On Thursday, the Laude Institute announced its first batch of Slingshots grants, aimed at advancing the science and practice of artificial intelligence.
Designed as an accelerator for researchers, the Slingshots program provides resources that are often unavailable in most academic settings. These resources include funding, compute power, and product and engineering support. In exchange for this support, the recipients pledge to produce a final work product, which could be a startup, an open-source codebase, or another type of artifact.

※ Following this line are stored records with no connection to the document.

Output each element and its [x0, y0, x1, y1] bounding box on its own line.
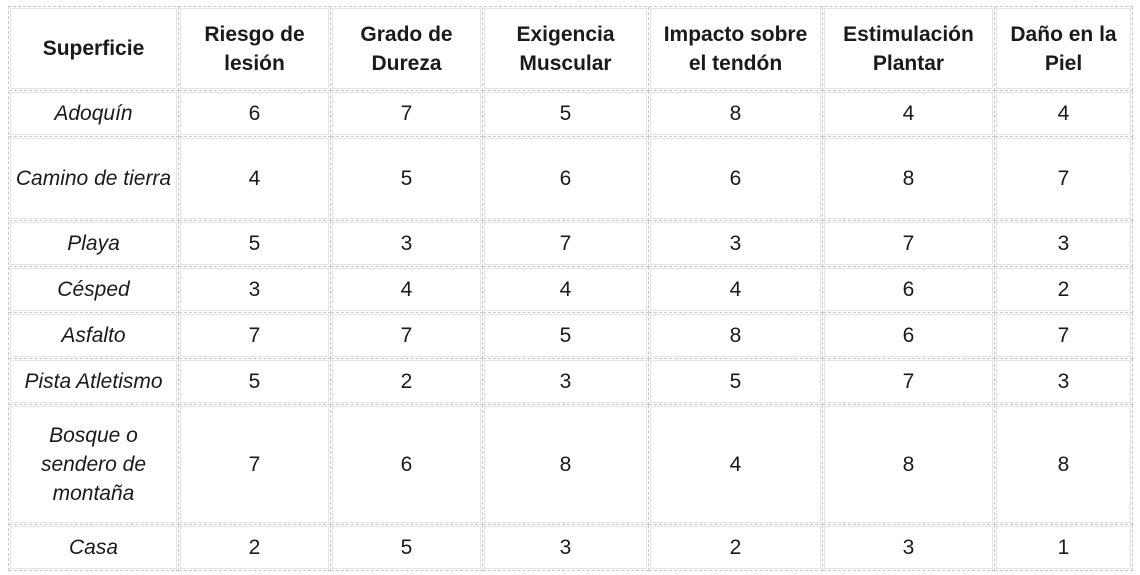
value-cell: 1: [995, 525, 1133, 571]
value-cell: 3: [331, 221, 483, 267]
table-container: Superficie Riesgo de lesión Grado de Dur…: [8, 6, 1133, 571]
value-cell: 3: [823, 525, 995, 571]
value-cell: 6: [823, 267, 995, 313]
header-dano-en-la-piel: Daño en la Piel: [995, 7, 1133, 91]
value-cell: 7: [995, 313, 1133, 359]
value-cell: 6: [483, 137, 649, 221]
value-cell: 5: [649, 359, 823, 405]
value-cell: 5: [179, 359, 331, 405]
value-cell: 7: [483, 221, 649, 267]
value-cell: 4: [823, 91, 995, 137]
table-row: Playa 5 3 7 3 7 3: [9, 221, 1133, 267]
value-cell: 8: [995, 405, 1133, 525]
value-cell: 7: [331, 313, 483, 359]
surface-name: Bosque o sendero de montaña: [9, 405, 179, 525]
value-cell: 5: [179, 221, 331, 267]
table-row: Asfalto 7 7 5 8 6 7: [9, 313, 1133, 359]
header-riesgo-de-lesion: Riesgo de lesión: [179, 7, 331, 91]
value-cell: 7: [179, 313, 331, 359]
value-cell: 2: [995, 267, 1133, 313]
value-cell: 4: [649, 267, 823, 313]
value-cell: 4: [331, 267, 483, 313]
surface-name: Césped: [9, 267, 179, 313]
value-cell: 5: [483, 91, 649, 137]
surface-name: Playa: [9, 221, 179, 267]
value-cell: 4: [995, 91, 1133, 137]
value-cell: 8: [823, 405, 995, 525]
value-cell: 8: [823, 137, 995, 221]
value-cell: 2: [331, 359, 483, 405]
table-header-row: Superficie Riesgo de lesión Grado de Dur…: [9, 7, 1133, 91]
value-cell: 4: [483, 267, 649, 313]
value-cell: 6: [823, 313, 995, 359]
header-estimulacion-plantar: Estimulación Plantar: [823, 7, 995, 91]
table-row: Camino de tierra 4 5 6 6 8 7: [9, 137, 1133, 221]
surface-comparison-table: Superficie Riesgo de lesión Grado de Dur…: [8, 6, 1133, 571]
value-cell: 6: [649, 137, 823, 221]
header-grado-de-dureza: Grado de Dureza: [331, 7, 483, 91]
surface-name: Asfalto: [9, 313, 179, 359]
header-exigencia-muscular: Exigencia Muscular: [483, 7, 649, 91]
surface-name: Adoquín: [9, 91, 179, 137]
value-cell: 3: [179, 267, 331, 313]
value-cell: 3: [483, 359, 649, 405]
value-cell: 7: [823, 221, 995, 267]
value-cell: 6: [331, 405, 483, 525]
table-row: Pista Atletismo 5 2 3 5 7 3: [9, 359, 1133, 405]
table-row: Adoquín 6 7 5 8 4 4: [9, 91, 1133, 137]
value-cell: 3: [649, 221, 823, 267]
table-row: Casa 2 5 3 2 3 1: [9, 525, 1133, 571]
value-cell: 7: [995, 137, 1133, 221]
table-row: Bosque o sendero de montaña 7 6 8 4 8 8: [9, 405, 1133, 525]
value-cell: 7: [331, 91, 483, 137]
value-cell: 8: [649, 91, 823, 137]
value-cell: 4: [649, 405, 823, 525]
value-cell: 5: [483, 313, 649, 359]
value-cell: 8: [483, 405, 649, 525]
value-cell: 3: [995, 221, 1133, 267]
value-cell: 8: [649, 313, 823, 359]
value-cell: 2: [179, 525, 331, 571]
header-superficie: Superficie: [9, 7, 179, 91]
value-cell: 3: [483, 525, 649, 571]
table-row: Césped 3 4 4 4 6 2: [9, 267, 1133, 313]
value-cell: 5: [331, 137, 483, 221]
header-impacto-sobre-el-tendon: Impacto sobre el tendón: [649, 7, 823, 91]
value-cell: 5: [331, 525, 483, 571]
value-cell: 7: [823, 359, 995, 405]
value-cell: 2: [649, 525, 823, 571]
value-cell: 4: [179, 137, 331, 221]
value-cell: 7: [179, 405, 331, 525]
surface-name: Camino de tierra: [9, 137, 179, 221]
value-cell: 3: [995, 359, 1133, 405]
surface-name: Pista Atletismo: [9, 359, 179, 405]
value-cell: 6: [179, 91, 331, 137]
surface-name: Casa: [9, 525, 179, 571]
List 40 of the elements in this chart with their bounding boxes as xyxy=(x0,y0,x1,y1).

The initial cohort consists of fifteen projects, with a particular focus on the difficult problem of AI evaluation. Some of these projects will be familiar to TechCrunch readers, including the command-line coding benchmark Terminal Bench and the latest version of the long-running ARC-AGI project.
Other projects take a fresh approach to long-established evaluation problems. Formula Code, built by researchers at CalTech and UT Austin, aims to evaluate AI agents’ ability to optimize existing code. The Columbia-based BizBench proposes a comprehensive benchmark for white-collar AI agents. Other grants explore new structures for reinforcement learning or model compression.
SWE-Bench co-founder John Boda Yang is also part of the cohort, leading the new CodeClash project. Inspired by the success of SWE-Bench, CodeClash will assess code through a dynamic competition-based framework.
John Boda Yang stated that he believes continued evaluation on core third-party benchmarks drives progress. He also expressed concern about a future where benchmarks become specific only to companies.